Nieuws
Het Horsterwold gonst van het leven! Dat werd 13 juli maar weer bevestigd tijdens de allereerste vlinderteldag van het Horsterwold. Samen met de boswachters van Staatsbosbeheer gingen natuurliefhebbers op pad met een verrekijker, klembord en tellijst om vlinders te inventariseren.
Wat opviel dit jaar was de grote hoeveelheid landkaartjes. Met 141 getelde exemplaren was deze karakteristieke bosrandvlinder ruimschoots de meest geziene soort. Je vindt ze vaak op schermbloemen, zoals gewone berenklauw, om van de nectar te drinken. Gewone berenklauw is een plantsoort die je veel terugziet langs bermen, maar ook langs de beheerpaden in het gebied. De meeste landkaartjes zijn dan ook waargenomen langs verschillende paden die het Horsterwold doorkruisen. Op de tweede plek eindigde de atalanta met 64 vlinders, gevolgd door de gehakkelde aurelia en het klein geaderd witje, die allebei precies 62 keer zijn geteld.
Een van de ervaren deelnemers had een bijzondere waarneming, het scheefbloemwitje.
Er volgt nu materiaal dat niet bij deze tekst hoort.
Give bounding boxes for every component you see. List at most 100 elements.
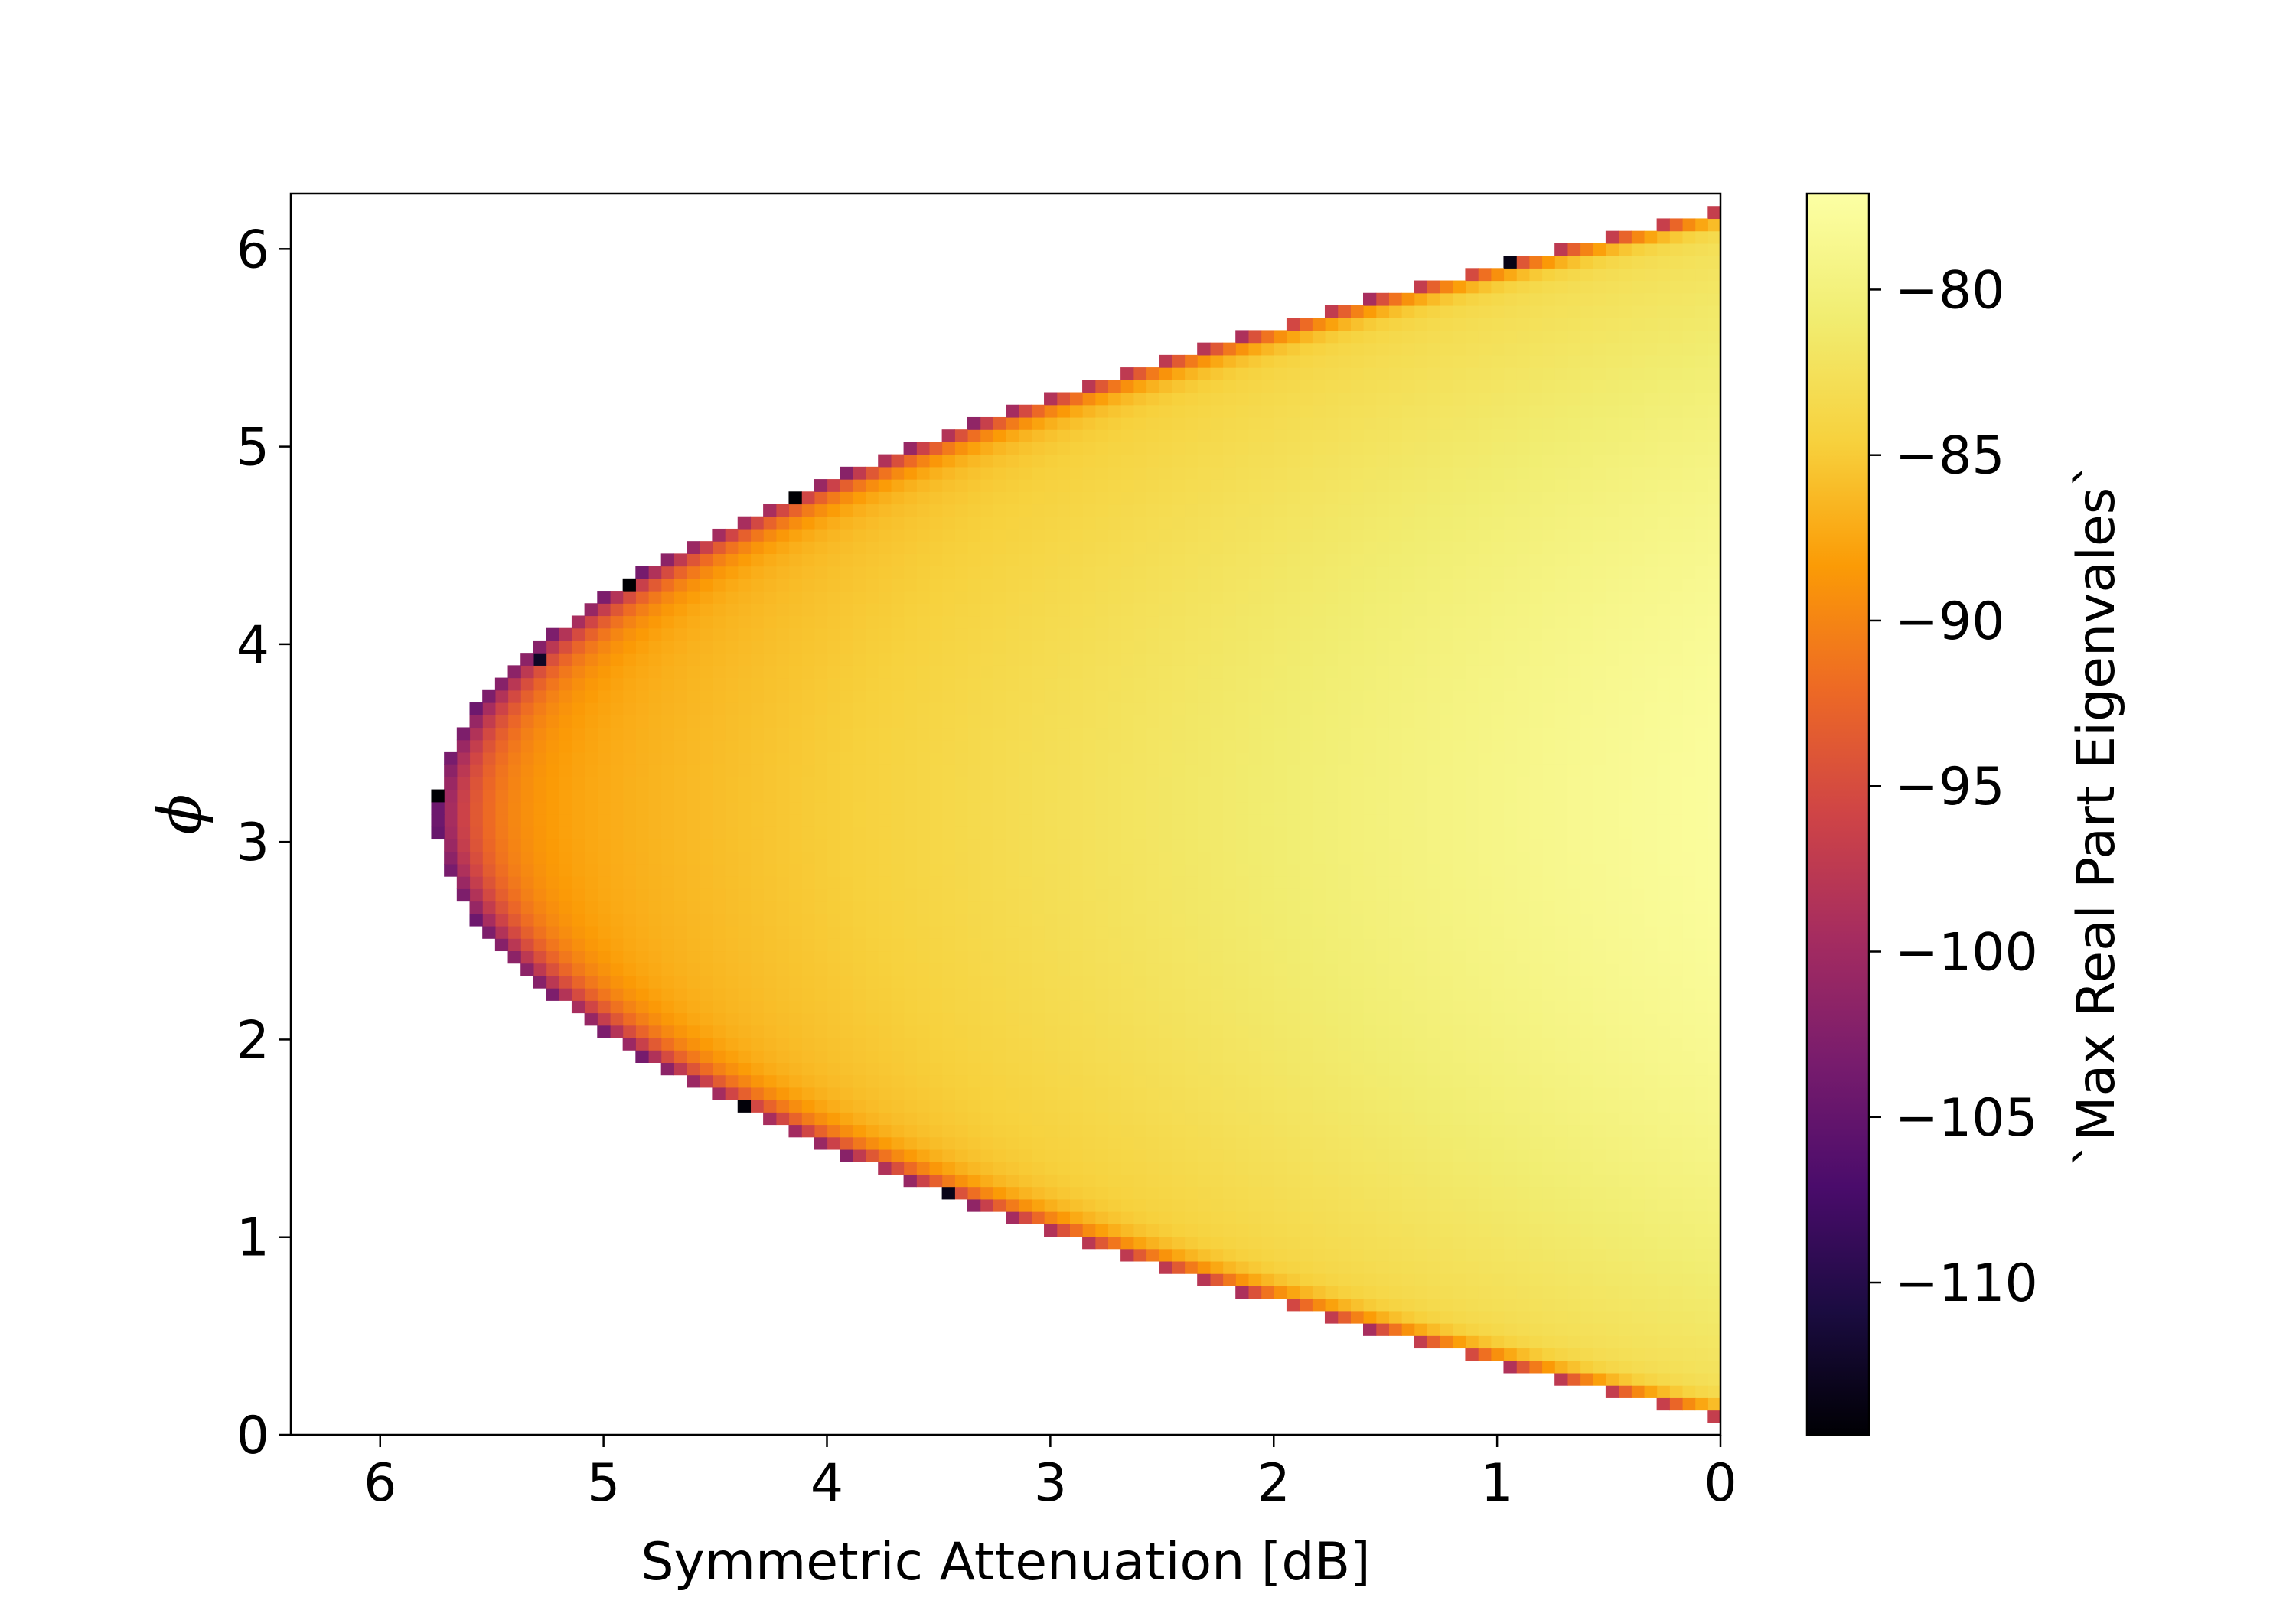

De soort is lastig te onderscheiden van andere soorten koolwitjes, het zit hem allemaal in de vorm van de zwarte vlekken op de vleugels, de afronding van de vleugels en het patroon aan de onderkant van de vleugels. Een echte kenner kan de subtiele verschillen tussen een scheefbloemwitje en het klein/groot koolwitje signaleren.
Het scheefbloemwitje is een relatief nieuwe soort voor Nederland met waarnemingen sinds 2015. Sindsdien is er een groei te zien en komt de soort door heel het land voor. Dat het scheefbloemwitje is gespot in het Horsterwold bevestigd dat de soort steeds meer terrein wint in Nederland.